= Michael Baiamonte =

American basketball announcer

Michael Baiamonte is an American professional basketball announcer. He was the public address voice of the National Basketball Association's Miami Heat from 1990 until his retirement in 2026.

==Career==
Baiamonte joined the Miami Heat as its PA announcer the year after the team's inauguration. The Miami media has praised his unique style and creativity, referring to him as "one of the most recognizable voices in the South Florida sports market". Baiamonte has also received recognition from national media outlets, such as USA Today, who referred to his "Good Mourning!" call for an Alonzo Mourning dunk as "the best call by a public address announcer".

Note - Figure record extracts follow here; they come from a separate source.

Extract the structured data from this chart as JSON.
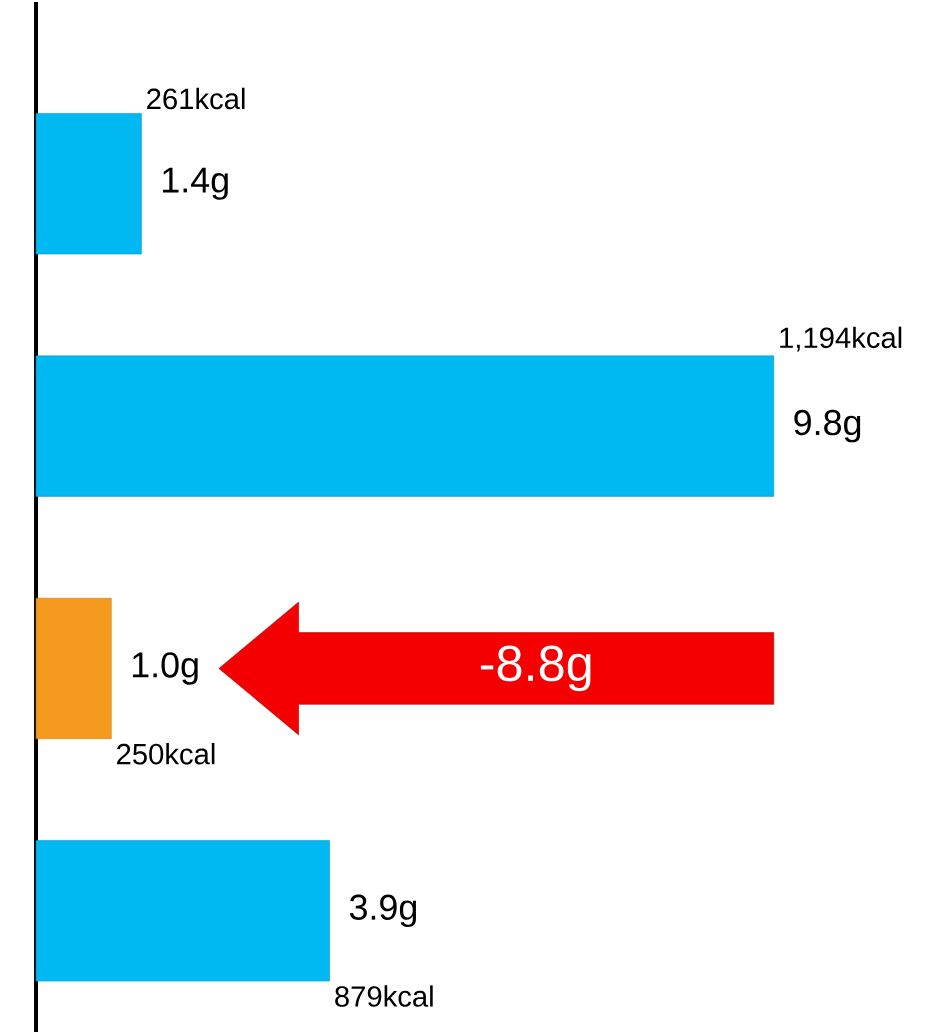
{
  "chart_data": {
    "type": "bar",
    "orientation": "horizontal",
    "categories": [
      null,
      null,
      null,
      null
    ],
    "values": [
      1.4,
      9.8,
      1.0,
      3.9
    ],
    "colors": [
      "#00b8f2",
      "#00b8f2",
      "#f39a1f",
      "#00b8f2"
    ],
    "value_labels": [
      "1.4g",
      "9.8g",
      "1.0g",
      "3.9g"
    ],
    "annotations": [
      "261kcal",
      "1,194kcal",
      "250kcal",
      "879kcal",
      "-8.8g"
    ]
  }
}
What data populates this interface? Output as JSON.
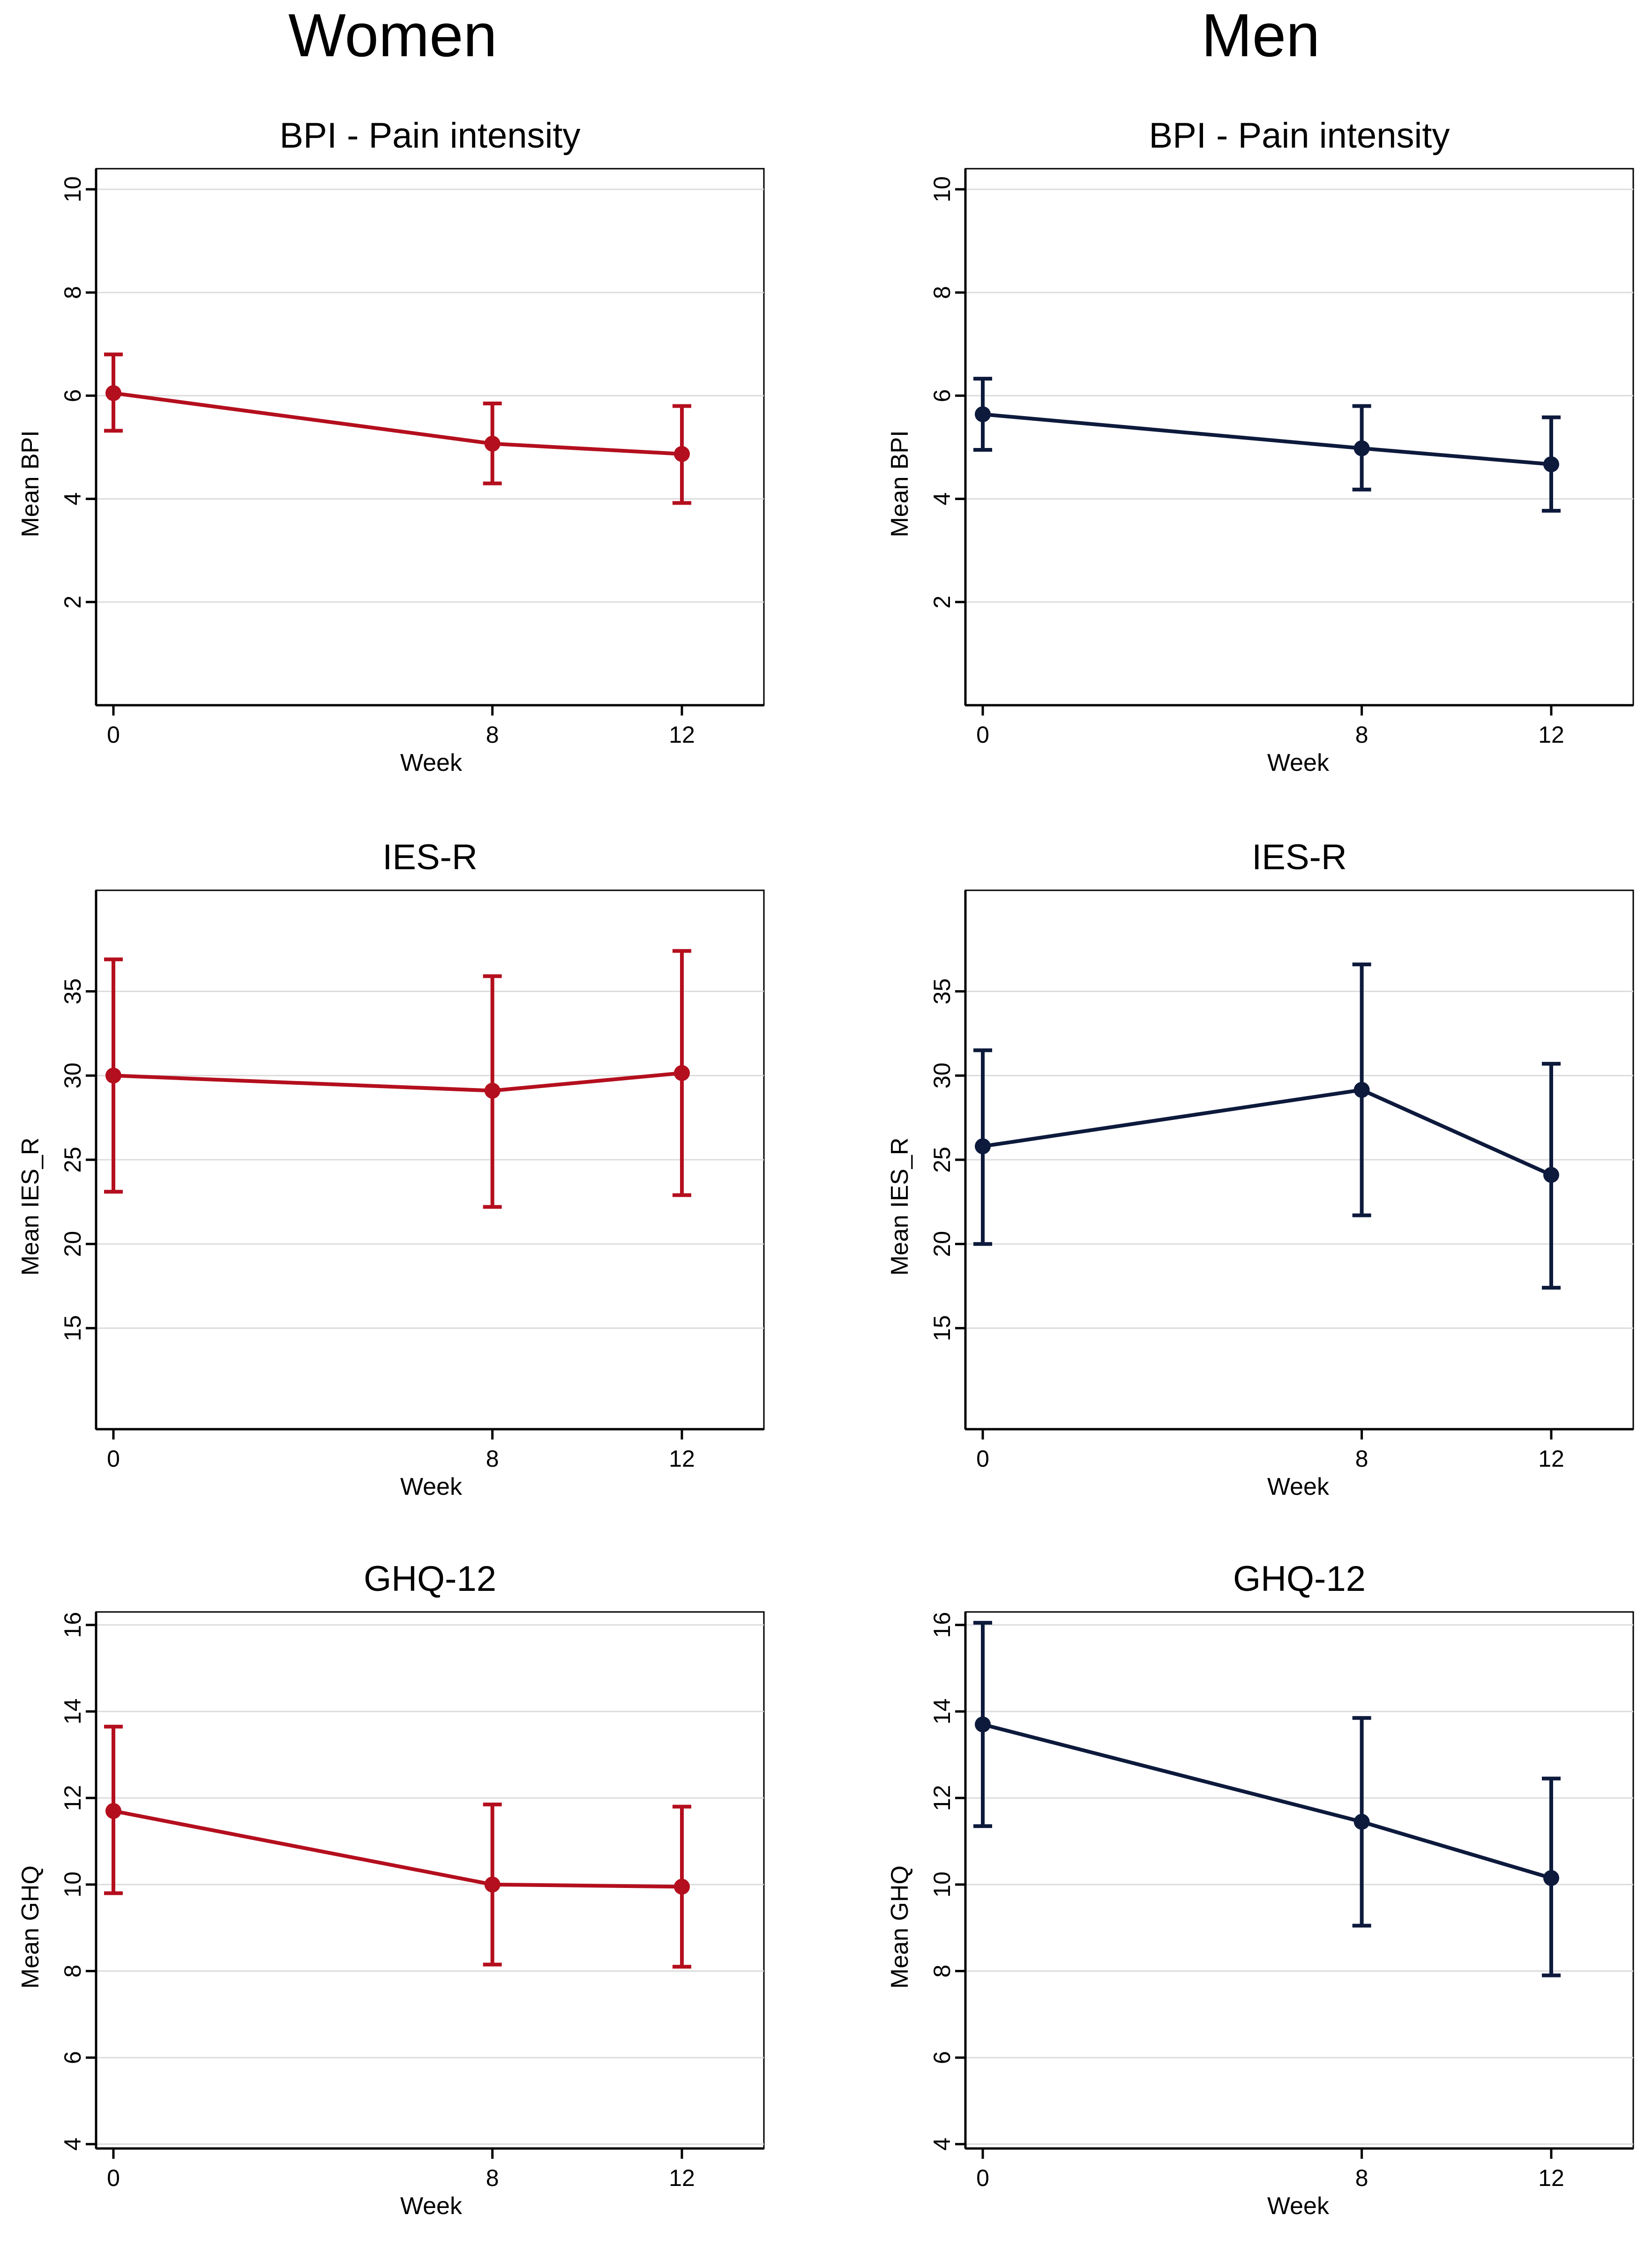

His style includes stretching long vowels for trademark phrases. An example is the game introduction of "Aaand now... staaand up... and make some noooise... for your... Miamiii... Heeeeat!" Some of Baiamonte's other signature calls include "Toooo many steps!" for traveling, and at two minutes left in a quarter, "Twooo minutes... ¡Dos!"

On May 10, 2012, Baiamonte raised minor controversy for a call he made during a playoff game against the New York Knicks. In Game 2 of the series, Knicks forward Amar'e Stoudemire injured his left hand when he punched a fire extinguisher case. In Game 5, Baiamonte announced that Stoudemire had been "extinguished" when he was disqualified with his sixth foul. The Miami Heat and Baiamonte later apologized publicly to Stoudemire and the Knicks for the inappropriate choice of words.

Baiamonte has hosted several events for various organizations and corporations as an emcee, including Top Rank Boxing, Ritz-Carlton, Hilton Hotels, Nike, and Miami-Dade County Public Schools.

==Personal life==
Baiamonte and his wife, Natalie, have three daughters and live in Miami, Florida.